First Impressions After 90 Days on the Beat

Linc Wonham
by Linc Wonham 01 Jun, 2010

Taking over a new beat or being given a new assignment is one of the great perks of being a journalist. Three months ago I joined the editorial staff at Website Magazine to cover the Internet for an audience of Web professionals. My eyes continue to grow wider every day, simply because there's so much more information still left to devour. However, I do have some early observations to share after the first 90 days on the job:

Search Engine Optimization
Considering that it's a multibillion-dollar industry today and in many ways the driving force behind the future development of the Web, I find it hard to fathom that SEO is only 12 years old and still growing exponentially. As someone who casually watched this business evolve until just a few months ago, when I became exposed to some of the real experts in the field, I have a new appreciation for how difficult it must be for Web professionals to distinguish the good information from the bad.
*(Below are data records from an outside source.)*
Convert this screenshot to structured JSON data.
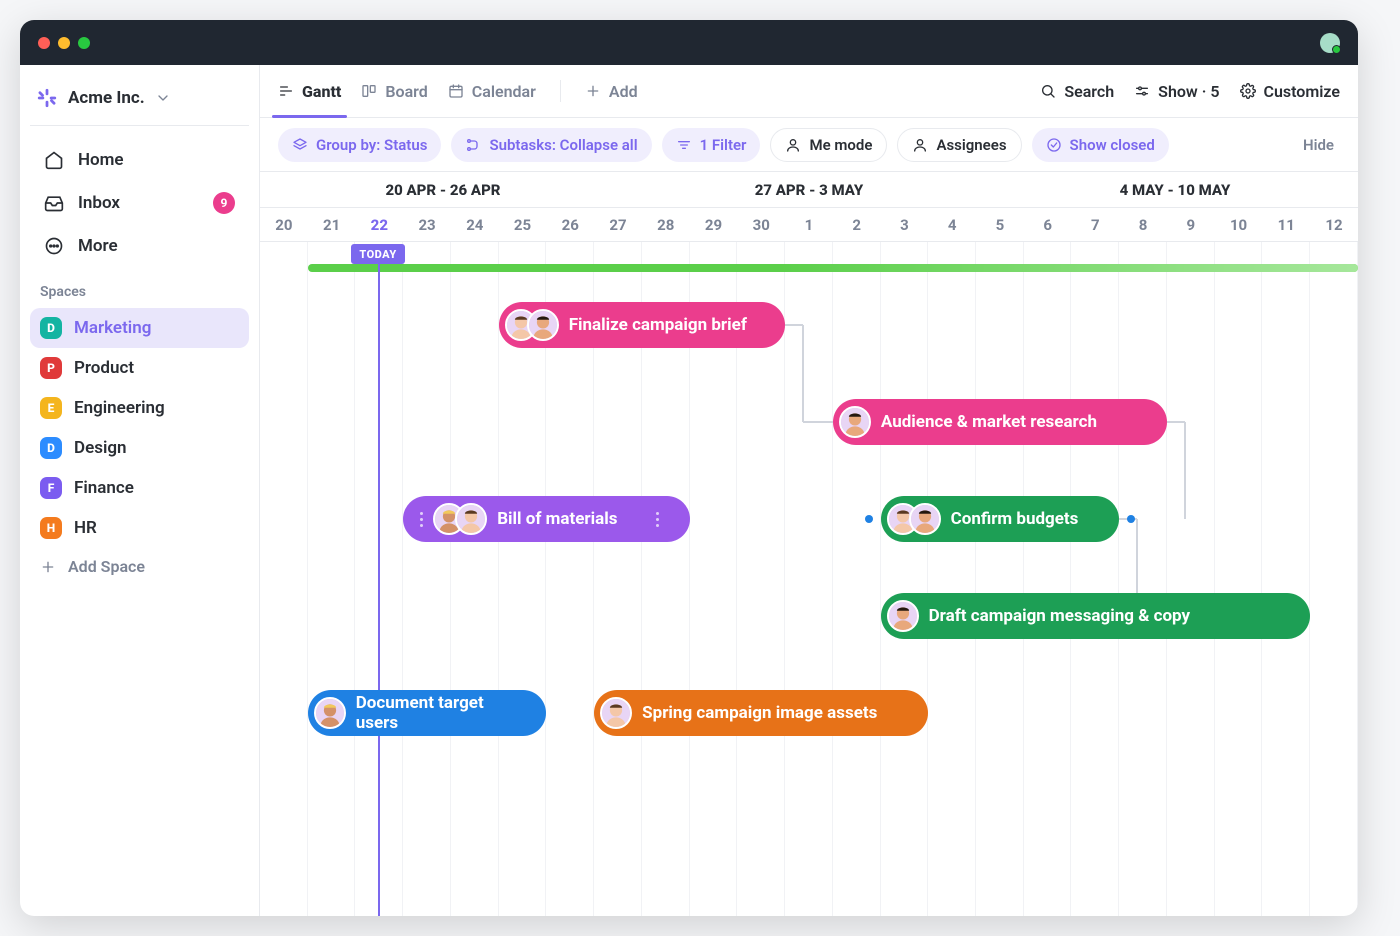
{
  "titlebar": {},
  "workspace": {
    "name": "Acme Inc."
  },
  "sidebar": {
    "items": [
      {
        "label": "Home"
      },
      {
        "label": "Inbox",
        "badge": "9"
      },
      {
        "label": "More"
      }
    ],
    "section_label": "Spaces",
    "spaces": [
      {
        "letter": "D",
        "label": "Marketing",
        "color": "#14b4a2",
        "active": true
      },
      {
        "letter": "P",
        "label": "Product",
        "color": "#e03a3a"
      },
      {
        "letter": "E",
        "label": "Engineering",
        "color": "#f4b51e"
      },
      {
        "letter": "D",
        "label": "Design",
        "color": "#2c8cff"
      },
      {
        "letter": "F",
        "label": "Finance",
        "color": "#7b5cf0"
      },
      {
        "letter": "H",
        "label": "HR",
        "color": "#f47b1e"
      }
    ],
    "add_space": "Add Space"
  },
  "views": {
    "tabs": [
      {
        "label": "Gantt",
        "active": true
      },
      {
        "label": "Board"
      },
      {
        "label": "Calendar"
      }
    ],
    "add_label": "Add",
    "right": {
      "search": "Search",
      "show": "Show · 5",
      "customize": "Customize"
    }
  },
  "filterbar": {
    "group_by": "Group by: Status",
    "subtasks": "Subtasks: Collapse all",
    "filter": "1 Filter",
    "me_mode": "Me mode",
    "assignees": "Assignees",
    "show_closed": "Show closed",
    "hide": "Hide"
  },
  "timeline": {
    "weeks": [
      "20 APR - 26 APR",
      "27 APR - 3 MAY",
      "4 MAY - 10 MAY"
    ],
    "days": [
      "20",
      "21",
      "22",
      "23",
      "24",
      "25",
      "26",
      "27",
      "28",
      "29",
      "30",
      "1",
      "2",
      "3",
      "4",
      "5",
      "6",
      "7",
      "8",
      "9",
      "10",
      "11",
      "12"
    ],
    "today_index": 2,
    "today_label": "TODAY"
  },
  "tasks": [
    {
      "label": "Finalize campaign brief",
      "color": "pink",
      "start": 5,
      "span": 6,
      "row": 0,
      "assignees": 2
    },
    {
      "label": "Audience & market research",
      "color": "pink",
      "start": 12,
      "span": 7,
      "row": 1,
      "assignees": 1
    },
    {
      "label": "Bill of materials",
      "color": "violet",
      "start": 3,
      "span": 6,
      "row": 2,
      "assignees": 2,
      "selected": true
    },
    {
      "label": "Confirm budgets",
      "color": "green",
      "start": 13,
      "span": 5,
      "row": 2,
      "assignees": 2,
      "sel_dots": true
    },
    {
      "label": "Draft campaign messaging & copy",
      "color": "green",
      "start": 13,
      "span": 9,
      "row": 3,
      "assignees": 1
    },
    {
      "label": "Document target users",
      "color": "blue",
      "start": 1,
      "span": 5,
      "row": 4,
      "assignees": 1
    },
    {
      "label": "Spring campaign image assets",
      "color": "orange",
      "start": 7,
      "span": 7,
      "row": 4,
      "assignees": 1
    }
  ]
}
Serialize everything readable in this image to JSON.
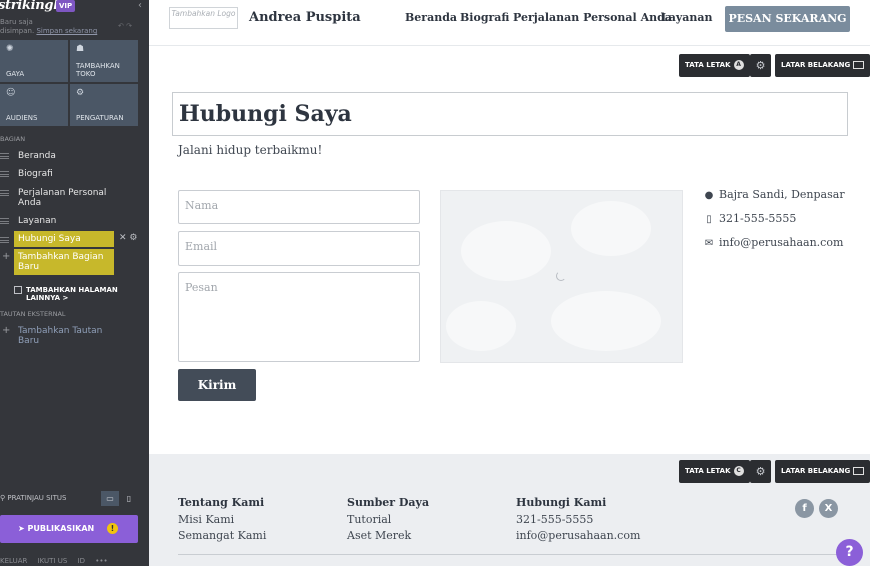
{
  "sidebar": {
    "brand": "strikingly",
    "badge": "VIP",
    "saved_line1": "Baru saja",
    "saved_line2_prefix": "disimpan.",
    "saved_link": "Simpan sekarang",
    "tiles": [
      {
        "label": "GAYA",
        "icon": "palette-icon"
      },
      {
        "label": "TAMBAHKAN TOKO",
        "icon": "store-icon"
      },
      {
        "label": "AUDIENS",
        "icon": "people-icon"
      },
      {
        "label": "PENGATURAN",
        "icon": "gear-icon"
      }
    ],
    "sections_heading": "BAGIAN",
    "sections": [
      "Beranda",
      "Biografi",
      "Perjalanan Personal Anda",
      "Layanan",
      "Hubungi Saya"
    ],
    "add_section": "Tambahkan Bagian Baru",
    "more_pages": "TAMBAHKAN HALAMAN LAINNYA >",
    "external_heading": "TAUTAN EKSTERNAL",
    "add_external": "Tambahkan Tautan Baru",
    "preview": "PRATINJAU SITUS",
    "publish": "PUBLIKASIKAN",
    "publish_warning": "!",
    "bottom": [
      "KELUAR",
      "IKUTI US",
      "ID",
      "•••"
    ]
  },
  "topnav": {
    "logo_placeholder": "Tambahkan Logo",
    "site_name": "Andrea Puspita",
    "items": [
      "Beranda",
      "Biografi",
      "Perjalanan Personal Anda",
      "Layanan"
    ],
    "cta": "PESAN SEKARANG"
  },
  "editor": {
    "layout_label": "TATA LETAK",
    "layout_variant_top": "A",
    "layout_variant_footer": "C",
    "background_label": "LATAR BELAKANG"
  },
  "contact": {
    "title": "Hubungi Saya",
    "subtitle": "Jalani hidup terbaikmu!",
    "name_placeholder": "Nama",
    "email_placeholder": "Email",
    "message_placeholder": "Pesan",
    "submit": "Kirim",
    "address": "Bajra Sandi, Denpasar",
    "phone": "321-555-5555",
    "email": "info@perusahaan.com"
  },
  "footer": {
    "columns": [
      {
        "heading": "Tentang Kami",
        "links": [
          "Misi Kami",
          "Semangat Kami"
        ]
      },
      {
        "heading": "Sumber Daya",
        "links": [
          "Tutorial",
          "Aset Merek"
        ]
      },
      {
        "heading": "Hubungi Kami",
        "links": [
          "321-555-5555",
          "info@perusahaan.com"
        ]
      }
    ],
    "social": [
      {
        "name": "facebook-icon",
        "glyph": "f"
      },
      {
        "name": "x-icon",
        "glyph": "X"
      }
    ]
  },
  "help": "?"
}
I am all for trial and error and flying one's entrepreneurial flag, but my early impression is that this is the area in which I would most want some hand-holding from a proven and trusted expert.

Ecommerce
What I love the most about ecommerce is that - unlike so much else on the Internet - the cream will almost always rise to the top. If you set out to provide your customers with the best experience you can, and you treat them with dignity and respect, you will be successful for having done so. If you don't, and instead you cut corners and dismiss their needs and their feedback, you will have a much harder road ahead of you. My early impression is that the various formulas for success in the ecommerce industry, while changing almost daily to keep up with the technology, are at least out in the open for everyone to see at all times.

Website Design
It seems that so much has changed in the past 15 years about how we design websites, yet very little has changed about why we design them. A winning website design still has to capture the visitor's attention in the opening moments and hold onto it through continued engagement and, ultimately, a call to action. The different methods used to achieve those goals and the different forms of engagement continue to change at warp speed, but the fundamental principles of Web design seem to me to be one of the most solid foundations of the Internet.

Social Media
To be inside the industry walls at the height of social media's grip on our culture both excites me and confounds me. Watching history being made from a seat in the front row is a privilege, and that is certainly what I believe we are witnessing with Facebook and Twitter and perhaps half a dozen other networks still in development. The confounding part is that it all remains such an enigma as to how these platforms are going to be used even a year from now, and even more exasperating to me is the notion that a misguided application could mean the end of society as we know it.

The Devices
From the latest smartphones and tablet computers to the next gadget that will relieve me of performing even the simplest task, this stuff is a lot of fun to talk about, read about and, especially, write about. How they help us in the ever-developing world of Internet business is where I try to keep my focus, but it's hard sometimes not to just scratch my head and wonder what in the world will they think of next.

The People
Even cooler than the gadgets, is my impression thus far. Never have I been surrounded by so many bright and creative minds, from those of us who work on the Internet to the people who work ON the Internet. The future of the Web depends on all of us, and I'm just grateful to be a part of it.